At the age of five I learnt I could crawl under and find myself in the middle. I was sheltered from the wind, the rain and more importantly from the constant squabbles between my brothers, sisters and the street children who lived on our estate.

As I grew the bushes grew, and so I could still head from my hiding place when noise and trouble hit our family with the force of a tsunami. My brother was arrested for drug dealing and then my older sister was taken in to care for trying to sell drugs at school. My father gambled and my mother worked harder and harder to pay the bills and feed us.

Whenever, family life became too much or I just didn’t want anyone to find me I would escape with a book. I read about princesses and dragons and finding wands that would transport me to magical places. I always wanted to be the dragon. The type of creature that could defend itself and its kingdom.
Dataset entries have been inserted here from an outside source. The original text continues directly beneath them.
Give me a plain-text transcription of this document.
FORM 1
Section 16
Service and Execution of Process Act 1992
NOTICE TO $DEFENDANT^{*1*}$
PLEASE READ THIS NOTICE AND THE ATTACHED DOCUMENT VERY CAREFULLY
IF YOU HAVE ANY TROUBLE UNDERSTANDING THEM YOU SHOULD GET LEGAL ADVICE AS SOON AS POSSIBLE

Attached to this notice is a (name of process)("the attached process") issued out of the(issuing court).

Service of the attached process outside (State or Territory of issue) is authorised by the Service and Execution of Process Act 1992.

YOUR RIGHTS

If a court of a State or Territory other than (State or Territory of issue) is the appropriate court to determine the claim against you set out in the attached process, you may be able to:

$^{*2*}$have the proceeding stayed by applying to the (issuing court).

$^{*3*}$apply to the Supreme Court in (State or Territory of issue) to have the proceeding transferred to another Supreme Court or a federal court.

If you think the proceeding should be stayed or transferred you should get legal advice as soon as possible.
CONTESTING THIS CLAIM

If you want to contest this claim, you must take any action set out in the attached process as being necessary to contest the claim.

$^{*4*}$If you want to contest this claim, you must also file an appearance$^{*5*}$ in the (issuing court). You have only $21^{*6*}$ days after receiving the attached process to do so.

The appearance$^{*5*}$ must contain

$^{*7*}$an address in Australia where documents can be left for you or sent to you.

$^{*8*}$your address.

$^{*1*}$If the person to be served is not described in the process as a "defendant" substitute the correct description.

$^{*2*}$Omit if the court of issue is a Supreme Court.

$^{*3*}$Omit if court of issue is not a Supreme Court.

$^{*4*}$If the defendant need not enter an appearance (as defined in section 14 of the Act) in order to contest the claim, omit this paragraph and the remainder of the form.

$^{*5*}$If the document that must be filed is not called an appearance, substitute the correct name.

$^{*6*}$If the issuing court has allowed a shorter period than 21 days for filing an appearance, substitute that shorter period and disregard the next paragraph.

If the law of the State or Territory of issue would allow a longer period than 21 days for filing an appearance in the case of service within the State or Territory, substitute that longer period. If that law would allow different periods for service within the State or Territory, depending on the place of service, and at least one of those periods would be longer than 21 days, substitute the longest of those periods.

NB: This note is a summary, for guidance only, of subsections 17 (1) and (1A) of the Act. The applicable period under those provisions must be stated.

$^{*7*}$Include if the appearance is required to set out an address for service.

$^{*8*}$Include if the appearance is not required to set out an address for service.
Then one day I came back from school and found that we’d been evicted. I was taken in to care and couldn’t even say goodbye to the nest I’d built in the garden. It was may refuge, a tiny island in a sea of uncertainty.

Only later I discovered that the island hadn’t left me, because it was still there. In my bleakest moments my imagination can fly me back to the sense of calm and safety I found there as a child.